5. Highly Illogical Behavior – John Corey Whaley
Warnings: Agoraphobia, panic attacks
Solomon Reed is sixteen years old, and he hasn’t left his house in over three years – not since the day he had an episode at school that had him branded as ‘the crazy kid’. He’s happy with his life, safe from the world that was inducing panic attacks before the incident happened. Lisa Praytor is the only person who seems to remember him, and she plans to befriend Solomon, help him overcome his agoraphobia, and write a paper on the results that will see her into the college of her dreams.
I know what you’re thinking, and you don’t need to be put off by the fact that Lisa thinks she can ‘fix’ Solomon. This is not a story that ‘cures’ Solomon’s agoraphobia; instead, it handles the topic sensitively, and explores how with the right support and acceptance, Solomon can learn to manage his anxiety better than he was. That is a message that we very much need to be sharing.
Five young people meet at a month-long summer wilderness therapy camp. As the list of warnings suggest, the five main characters all bring their own mental health problems to the camp, but fans say that all of the conditions are handled sensitively and there is no romanticisation of mental illness. One of the boys is recovering from anorexia, particularly worth noting as there are so few books that cover eating disorders in men in general.

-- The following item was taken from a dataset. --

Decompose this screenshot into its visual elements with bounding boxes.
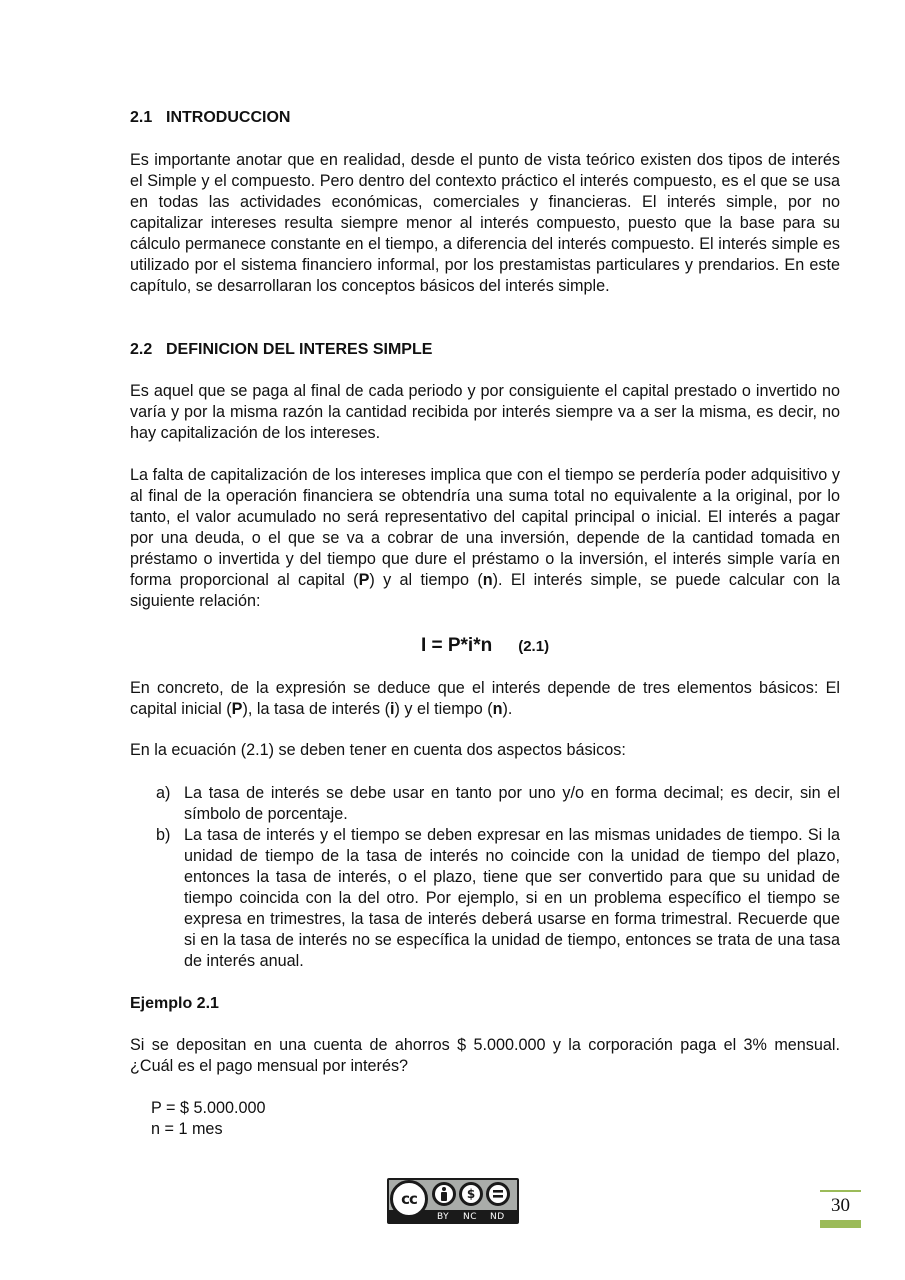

Four Weeks, Five People is a book about recovery, but fully acknowledges that there is no magical fix-all cure for these teens. The camp gives them new experiences, and they all undergo some character growth, but they are not ‘fixed’ by the end of the four weeks. What they have done is find support in one another, and learned that they are not alone, which is perhaps the most important message of all when it comes to mental health.